What's needed is one platform. One system of record. Discovery to patient. GxP-native. Open. AI-first from the ground up.

In Seal, every change is recorded and every action tracked. Audit trails write themselves. Processes run exactly as defined — precise, repeatable, predictable. Version control and centralised reviews make every change visible and every decision traceable.

Scientists and operators get flexibility. Regulators and management get trust. Patients get what they came for.

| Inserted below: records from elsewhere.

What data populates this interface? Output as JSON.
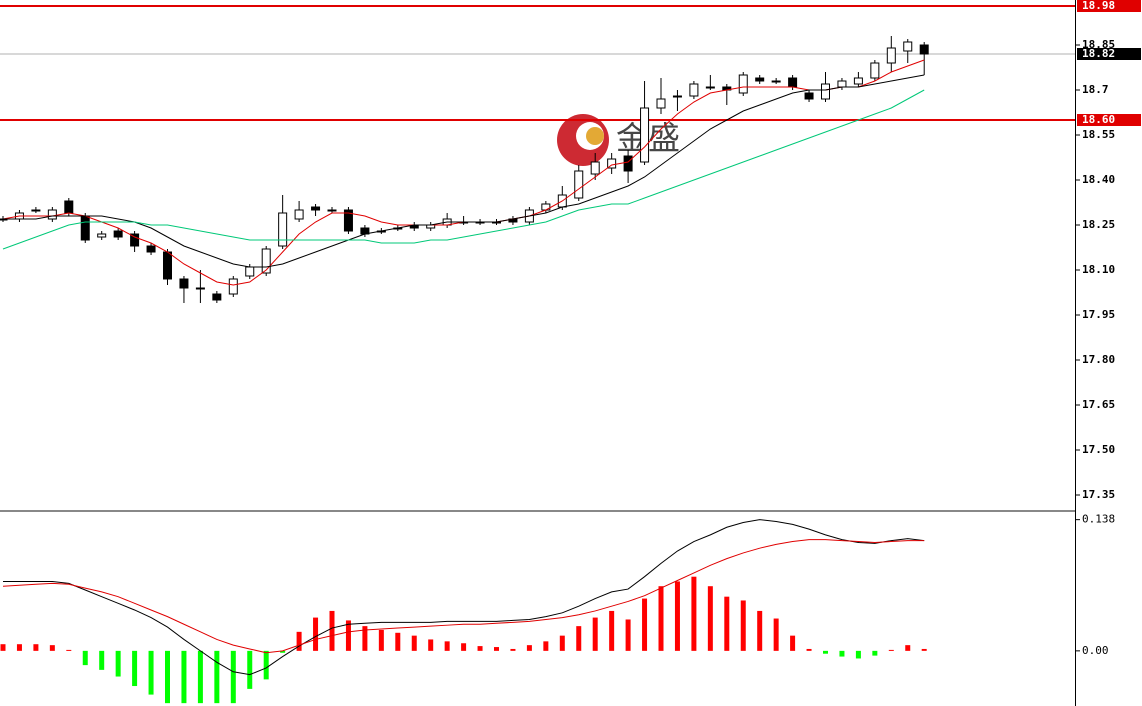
{
  "chart_data": {
    "type": "candlestick",
    "watermark": "金盛",
    "ylim": [
      17.3,
      19.0
    ],
    "yticks": [
      18.85,
      18.7,
      18.55,
      {
        "value": 18.4,
        "label": "18.40"
      },
      18.25,
      {
        "value": 18.1,
        "label": "18.10"
      },
      17.95,
      {
        "value": 17.8,
        "label": "17.80"
      },
      17.65,
      {
        "value": 17.5,
        "label": "17.50"
      },
      17.35
    ],
    "levels": [
      {
        "value": 18.98,
        "label": "18.98",
        "color": "#e00000"
      },
      {
        "value": 18.6,
        "label": "18.60",
        "color": "#e00000"
      },
      {
        "value": 18.82,
        "label": "18.82",
        "color": "#b0b0b0"
      }
    ],
    "up_color": "#ffffff",
    "down_color": "#000000",
    "open": [
      18.27,
      18.27,
      18.3,
      18.27,
      18.33,
      18.28,
      18.21,
      18.23,
      18.22,
      18.18,
      18.16,
      18.07,
      18.04,
      18.02,
      18.02,
      18.08,
      18.09,
      18.18,
      18.27,
      18.31,
      18.3,
      18.3,
      18.24,
      18.23,
      18.24,
      18.25,
      18.24,
      18.25,
      18.26,
      18.26,
      18.26,
      18.27,
      18.26,
      18.3,
      18.31,
      18.34,
      18.42,
      18.44,
      18.48,
      18.46,
      18.64,
      18.68,
      18.68,
      18.71,
      18.71,
      18.69,
      18.74,
      18.73,
      18.74,
      18.69,
      18.67,
      18.71,
      18.72,
      18.74,
      18.79,
      18.83,
      18.85
    ],
    "high": [
      18.28,
      18.3,
      18.31,
      18.31,
      18.34,
      18.29,
      18.23,
      18.24,
      18.23,
      18.19,
      18.17,
      18.08,
      18.1,
      18.03,
      18.08,
      18.12,
      18.18,
      18.35,
      18.33,
      18.32,
      18.31,
      18.31,
      18.25,
      18.24,
      18.25,
      18.26,
      18.26,
      18.29,
      18.28,
      18.27,
      18.27,
      18.28,
      18.31,
      18.33,
      18.38,
      18.45,
      18.49,
      18.49,
      18.5,
      18.73,
      18.74,
      18.7,
      18.73,
      18.75,
      18.72,
      18.76,
      18.75,
      18.74,
      18.75,
      18.7,
      18.76,
      18.74,
      18.76,
      18.8,
      18.88,
      18.87,
      18.86
    ],
    "low": [
      18.26,
      18.26,
      18.29,
      18.26,
      18.28,
      18.19,
      18.2,
      18.2,
      18.16,
      18.15,
      18.05,
      17.99,
      17.99,
      17.99,
      18.01,
      18.07,
      18.08,
      18.17,
      18.26,
      18.28,
      18.29,
      18.22,
      18.21,
      18.22,
      18.23,
      18.23,
      18.23,
      18.24,
      18.25,
      18.25,
      18.25,
      18.25,
      18.25,
      18.29,
      18.3,
      18.33,
      18.4,
      18.42,
      18.39,
      18.45,
      18.62,
      18.63,
      18.67,
      18.7,
      18.65,
      18.68,
      18.72,
      18.72,
      18.7,
      18.66,
      18.66,
      18.7,
      18.71,
      18.73,
      18.76,
      18.79,
      18.75
    ],
    "close": [
      18.27,
      18.29,
      18.3,
      18.3,
      18.29,
      18.2,
      18.22,
      18.21,
      18.18,
      18.16,
      18.07,
      18.04,
      18.04,
      18.0,
      18.07,
      18.11,
      18.17,
      18.29,
      18.3,
      18.3,
      18.3,
      18.23,
      18.22,
      18.23,
      18.24,
      18.24,
      18.25,
      18.27,
      18.26,
      18.26,
      18.26,
      18.26,
      18.3,
      18.32,
      18.35,
      18.43,
      18.46,
      18.47,
      18.43,
      18.64,
      18.67,
      18.68,
      18.72,
      18.71,
      18.7,
      18.75,
      18.73,
      18.73,
      18.71,
      18.67,
      18.72,
      18.73,
      18.74,
      18.79,
      18.84,
      18.86,
      18.82
    ],
    "ma": [
      {
        "color": "#e00000",
        "values": [
          18.27,
          18.28,
          18.28,
          18.28,
          18.29,
          18.28,
          18.26,
          18.24,
          18.21,
          18.19,
          18.16,
          18.12,
          18.09,
          18.06,
          18.05,
          18.06,
          18.1,
          18.16,
          18.22,
          18.26,
          18.29,
          18.29,
          18.28,
          18.26,
          18.25,
          18.25,
          18.25,
          18.25,
          18.26,
          18.26,
          18.26,
          18.27,
          18.28,
          18.3,
          18.33,
          18.37,
          18.41,
          18.45,
          18.46,
          18.51,
          18.57,
          18.62,
          18.66,
          18.69,
          18.7,
          18.71,
          18.71,
          18.71,
          18.71,
          18.7,
          18.7,
          18.71,
          18.71,
          18.73,
          18.76,
          18.78,
          18.8
        ]
      },
      {
        "color": "#000000",
        "values": [
          18.27,
          18.27,
          18.27,
          18.28,
          18.28,
          18.28,
          18.28,
          18.27,
          18.26,
          18.24,
          18.21,
          18.18,
          18.16,
          18.14,
          18.12,
          18.11,
          18.11,
          18.12,
          18.14,
          18.16,
          18.18,
          18.2,
          18.22,
          18.23,
          18.24,
          18.25,
          18.25,
          18.26,
          18.26,
          18.26,
          18.26,
          18.27,
          18.28,
          18.29,
          18.31,
          18.32,
          18.34,
          18.36,
          18.38,
          18.41,
          18.45,
          18.49,
          18.53,
          18.57,
          18.6,
          18.63,
          18.65,
          18.67,
          18.69,
          18.7,
          18.7,
          18.71,
          18.71,
          18.72,
          18.73,
          18.74,
          18.75
        ]
      },
      {
        "color": "#00c878",
        "values": [
          18.17,
          18.19,
          18.21,
          18.23,
          18.25,
          18.26,
          18.26,
          18.26,
          18.26,
          18.25,
          18.25,
          18.24,
          18.23,
          18.22,
          18.21,
          18.2,
          18.2,
          18.2,
          18.2,
          18.2,
          18.2,
          18.2,
          18.2,
          18.19,
          18.19,
          18.19,
          18.2,
          18.2,
          18.21,
          18.22,
          18.23,
          18.24,
          18.25,
          18.26,
          18.28,
          18.3,
          18.31,
          18.32,
          18.32,
          18.34,
          18.36,
          18.38,
          18.4,
          18.42,
          18.44,
          18.46,
          18.48,
          18.5,
          18.52,
          18.54,
          18.56,
          18.58,
          18.6,
          18.62,
          18.64,
          18.67,
          18.7
        ]
      }
    ],
    "macd": {
      "ylim": [
        -0.058,
        0.145
      ],
      "yticks": [
        0.138,
        {
          "value": 0,
          "label": "0.00"
        }
      ],
      "pos_color": "#ff0000",
      "neg_color": "#00ff00",
      "hist": [
        0.007,
        0.007,
        0.007,
        0.006,
        0.001,
        -0.015,
        -0.02,
        -0.027,
        -0.037,
        -0.046,
        -0.055,
        -0.055,
        -0.055,
        -0.055,
        -0.055,
        -0.04,
        -0.03,
        -0.002,
        0.02,
        0.035,
        0.042,
        0.032,
        0.026,
        0.022,
        0.019,
        0.016,
        0.012,
        0.01,
        0.008,
        0.005,
        0.004,
        0.002,
        0.006,
        0.01,
        0.016,
        0.026,
        0.035,
        0.042,
        0.033,
        0.055,
        0.068,
        0.073,
        0.078,
        0.068,
        0.057,
        0.053,
        0.042,
        0.034,
        0.016,
        0.002,
        -0.003,
        -0.006,
        -0.008,
        -0.005,
        0.001,
        0.006,
        0.002
      ],
      "lines": [
        {
          "color": "#000000",
          "values": [
            0.073,
            0.073,
            0.073,
            0.073,
            0.071,
            0.064,
            0.057,
            0.05,
            0.043,
            0.035,
            0.025,
            0.012,
            0,
            -0.012,
            -0.022,
            -0.025,
            -0.018,
            -0.006,
            0.005,
            0.015,
            0.024,
            0.028,
            0.029,
            0.03,
            0.03,
            0.03,
            0.03,
            0.031,
            0.031,
            0.031,
            0.031,
            0.032,
            0.033,
            0.036,
            0.04,
            0.047,
            0.055,
            0.062,
            0.065,
            0.078,
            0.092,
            0.105,
            0.115,
            0.122,
            0.13,
            0.135,
            0.138,
            0.136,
            0.133,
            0.128,
            0.122,
            0.117,
            0.114,
            0.113,
            0.116,
            0.118,
            0.116
          ]
        },
        {
          "color": "#e00000",
          "values": [
            0.068,
            0.069,
            0.07,
            0.071,
            0.07,
            0.066,
            0.062,
            0.057,
            0.05,
            0.043,
            0.036,
            0.028,
            0.02,
            0.012,
            0.006,
            0.002,
            -0.002,
            0,
            0.006,
            0.012,
            0.016,
            0.02,
            0.022,
            0.023,
            0.024,
            0.025,
            0.026,
            0.027,
            0.028,
            0.028,
            0.029,
            0.03,
            0.031,
            0.033,
            0.035,
            0.038,
            0.042,
            0.047,
            0.052,
            0.058,
            0.066,
            0.074,
            0.082,
            0.09,
            0.097,
            0.103,
            0.108,
            0.112,
            0.115,
            0.117,
            0.117,
            0.116,
            0.115,
            0.114,
            0.115,
            0.116,
            0.116
          ]
        }
      ]
    }
  }
}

The scientist spends her day on science, not reconciliation. The operator is guided through a procedure that adapts to what she sees and is trusted to flag what looks off. The QA reviewer works by exception. The auditor walks through without a document request.

Everyone does the work they trained for.

Every run makes the next one faster

A platform that captures structured data does something paper never could: it learns.

Every run generates linked records — parameters, outcomes, deviations, corrections. Models train on what worked and what didn't. Twenty validation runs become three, because the system simulates the rest. Deviation investigations that took days are pre-empted, because the pattern was seen forty runs ago.

The learning doesn't stay with one product. A deviation pattern from Product A flags a risk in Product B before the first batch runs. A tech transfer that once required weeks of re-validation takes days, because the data already proves the process works. Less testing. Less paperwork. Less re-doing what the system already knows.

The organisations that start first compound the furthest. Every month of structured data is a month of advantage that can't be replicated by buying software later.

From decades to days

In Seal a process is structured, linked data — not a stack of documents. Every unit operation, material, piece of equipment, and acceptance criterion is captured and connected in days, not quarters.

AI reads the data, simulates outcomes, predicts failure modes, and proposes changes that used to take months of physical trial and error.

A tech transfer takes days, not months. A deviation stays at two pages, not forty. A change made on Monday is in production on Tuesday.

At the end of that compression is a person. The parent who gets the therapy in time. The scientist who got to do science. The operator whose judgement mattered. The clinician who stopped explaining timelines and started delivering outcomes.

We are the first generation that can engineer biology. We are also the first with AI strong enough to run the delivery machinery biology has always been stuck in. Those two arriving together, in this decade, is the opening. This is the most important problem in medicine right now.

If you're deciding where to spend your talent, spend it on something at this scale. This is that.

This is how we build the future — in days, not decades.